Should you invest in international funds?

These funds offer the benefit of diversification, but consider the risks too

Use these funds for some tactical allocation when there is a strong case for a particular market to do well

If you were to sort all equity mutual funds available for retail investment by their one-year performance, international funds would come on top. The best performing funds in this category gave one-year returns of over 20%, as on 30 April. In comparison, exchange-traded funds and index funds that tracked the Sensex gave returns of less than 15% in the same period, while activelymanaged equity funds fared badly with the top five largecap funds giving an average return of around 9% and multi-cap funds faring marginally better at 10%. Should international funds then make it to your portfolio?


International funds invest primarily in securities of foreign companies listed in foreign markets. But they differ on structure, the markets they invest in and the type of asset class they take exposure to.

There are international funds that invest directly in international stocks, and others that invest in international indices such as the Nasdaq or the S&P 500. There are some that act as feeder funds which invest in an identified mutual fund in the international market. Then there are fund of funds that invest in units of international funds.

“From an investor’s perspective, whether the fund creates its own portfolio, like the ICICI Prudential US Bluechip Fund (actively managed) or whether it is a feeder fund like the ICICI Prudential Global Stable Equity fund, which feeds into Nordea 1 – Global Stable Equity Fund Unhedged, an investor here gets the opportunity to achieve currency and geographical diversification,” said Priyanka Khandelwal, fund manager at ICICI Prudential AMC. “There is no real cost advantage in either structure. However, a feeder fund that invests in an ETF will have lower costs,” she added.

The geographies or markets in which they invest is another basis for categorization. Some funds that focus on a single economy, while some others invest across geographies.

Themes are another way to categorize an international fund. Some invest in emerging markets, while others in commodities and so on.


The principal advantage international funds offer is that of diversification.

Different economies and markets do not move in tandem with each other. International funds provide an opportunity to invest in the economy that is performing well at a particular point in time. The good returns from the foreign market will support the overall return from your portfolio in periods when the primary market, in this case the Indian market, is not doing well.
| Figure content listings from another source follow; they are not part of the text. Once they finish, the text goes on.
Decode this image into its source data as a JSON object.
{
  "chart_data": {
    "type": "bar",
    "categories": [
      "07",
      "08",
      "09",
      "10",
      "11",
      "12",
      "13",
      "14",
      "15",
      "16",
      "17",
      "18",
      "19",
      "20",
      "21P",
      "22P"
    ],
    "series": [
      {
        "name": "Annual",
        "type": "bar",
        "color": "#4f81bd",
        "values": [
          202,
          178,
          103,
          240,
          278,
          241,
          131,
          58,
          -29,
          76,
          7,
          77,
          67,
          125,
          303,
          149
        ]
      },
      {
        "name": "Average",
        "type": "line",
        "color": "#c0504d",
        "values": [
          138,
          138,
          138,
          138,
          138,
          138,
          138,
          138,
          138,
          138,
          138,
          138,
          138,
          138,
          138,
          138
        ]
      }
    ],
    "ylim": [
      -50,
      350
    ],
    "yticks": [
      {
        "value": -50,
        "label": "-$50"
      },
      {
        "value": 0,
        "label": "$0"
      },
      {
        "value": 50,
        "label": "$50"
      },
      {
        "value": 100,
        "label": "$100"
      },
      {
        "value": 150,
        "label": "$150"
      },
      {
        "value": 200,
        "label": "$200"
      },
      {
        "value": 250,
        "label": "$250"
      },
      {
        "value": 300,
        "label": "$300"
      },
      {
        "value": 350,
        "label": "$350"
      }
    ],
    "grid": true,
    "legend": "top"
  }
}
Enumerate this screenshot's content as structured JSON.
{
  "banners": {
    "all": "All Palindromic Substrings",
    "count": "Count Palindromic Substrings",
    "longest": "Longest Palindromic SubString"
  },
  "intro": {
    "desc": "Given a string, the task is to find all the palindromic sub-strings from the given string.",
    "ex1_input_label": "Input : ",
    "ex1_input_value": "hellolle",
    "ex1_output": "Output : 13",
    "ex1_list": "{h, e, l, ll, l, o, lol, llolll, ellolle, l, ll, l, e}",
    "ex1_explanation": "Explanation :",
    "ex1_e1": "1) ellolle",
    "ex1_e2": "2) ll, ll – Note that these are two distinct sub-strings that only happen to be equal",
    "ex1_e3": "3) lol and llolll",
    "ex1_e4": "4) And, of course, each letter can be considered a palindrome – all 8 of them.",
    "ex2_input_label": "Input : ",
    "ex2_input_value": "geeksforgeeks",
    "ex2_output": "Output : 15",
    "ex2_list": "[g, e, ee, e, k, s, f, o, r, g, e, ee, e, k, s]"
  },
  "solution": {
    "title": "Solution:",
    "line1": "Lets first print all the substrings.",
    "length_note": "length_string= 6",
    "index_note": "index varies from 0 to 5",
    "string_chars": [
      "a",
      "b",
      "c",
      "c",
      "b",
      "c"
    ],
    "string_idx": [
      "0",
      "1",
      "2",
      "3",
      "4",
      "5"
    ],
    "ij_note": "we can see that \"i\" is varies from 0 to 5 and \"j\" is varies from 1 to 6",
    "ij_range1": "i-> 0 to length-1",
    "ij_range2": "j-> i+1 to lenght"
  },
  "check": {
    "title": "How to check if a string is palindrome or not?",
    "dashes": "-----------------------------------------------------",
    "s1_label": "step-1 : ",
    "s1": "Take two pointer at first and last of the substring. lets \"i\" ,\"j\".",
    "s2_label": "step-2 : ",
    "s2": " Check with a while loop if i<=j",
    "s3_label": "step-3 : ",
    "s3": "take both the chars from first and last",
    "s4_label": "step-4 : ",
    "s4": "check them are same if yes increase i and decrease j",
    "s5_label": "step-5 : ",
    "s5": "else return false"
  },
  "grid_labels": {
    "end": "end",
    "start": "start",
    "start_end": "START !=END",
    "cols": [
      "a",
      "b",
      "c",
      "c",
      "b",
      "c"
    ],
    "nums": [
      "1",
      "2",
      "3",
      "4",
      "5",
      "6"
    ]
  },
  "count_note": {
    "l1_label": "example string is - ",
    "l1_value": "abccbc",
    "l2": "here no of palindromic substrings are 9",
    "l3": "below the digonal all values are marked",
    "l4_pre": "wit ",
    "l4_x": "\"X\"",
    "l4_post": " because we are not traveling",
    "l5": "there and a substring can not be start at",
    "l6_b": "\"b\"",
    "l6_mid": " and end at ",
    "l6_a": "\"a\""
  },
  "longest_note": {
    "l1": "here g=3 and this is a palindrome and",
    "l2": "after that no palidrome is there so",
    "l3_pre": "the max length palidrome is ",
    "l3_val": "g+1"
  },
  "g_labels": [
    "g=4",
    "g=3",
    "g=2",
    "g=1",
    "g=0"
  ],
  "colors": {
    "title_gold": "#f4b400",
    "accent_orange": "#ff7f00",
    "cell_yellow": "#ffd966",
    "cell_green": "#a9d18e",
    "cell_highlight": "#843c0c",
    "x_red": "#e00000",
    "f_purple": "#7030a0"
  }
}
These funds also offer the benefit from diversifying into a different currency. Rupee depreciation enhances the returns from investments made in foreign markets.

But there are drawbacks as well. First, you would be unfamiliar with the economy and the market in which the fund invests. Not all international funds have performed well in the past one year. Funds invested primarily in the US markets did well, while those invested in, say, the Brazilian or Hong Kong markets did poorly. Selection of the right opportunity is, thus, important, but you, as a retail investor, may have limited availability of information and the skill to determine whether the economic and political conditions of a foreign market are suitable for investment.

Second, the currency factor can affect your returns. One of the reasons for the good return performance of international funds in the last one year has been rupee depreciation. The one-year return from such funds has been bolstered by the over 5% depreciation in the rupee against the US dollar in the same period. That may not have been the case if the rupee appreciated instead.

The tax aspect is the third drawback. International funds are taxed as debt funds, unless they invest at least 65% of their portfolios in Indian equity instruments. When treated as debt funds, short-term capital gains are taxed at the investor’s marginal rate of tax and long-term capital gains on investments held for more than 36 months is taxed at 20% with indexation benefits.


While the diversification argument is a compelling one, the risk-reduction benefit of a small allocation on the portfolio may be negligible. A larger allocation may not be advisable given the risks associated with an unfamiliar market and geopolitical and forex risks.

That leaves the case for returns. Use these funds for some tactical allocation that you can consider when there is a strong case for a particular economy or market to do well.

“Investors in India are underinvested in Indian equities itself. Investing in other markets is for investors who understand the associated risks well,” said Gajendra Kothari, managing director, Etica Wealth Management Pvt. Ltd.

Kothari sees these funds as products that retail investors can consider for diversification benefits as well as to hedge any future dollar expense, say, funding an education abroad. Khandelwal agrees. “An average retail investor is less likely to have the opportunity to diversify into international markets. These funds are a good way to get stocks of global e-commerce leaders and other technology companies that are a part of our daily lives into their portfolios. On a sustainable basis, having an SIP in a US fund is better than investing a lump sum,” she said.

Like with all equity investments, have an adequately long investment horizon when investing in these funds. Also, it’s best to have an adviser who is equipped to give the relevant information and advice.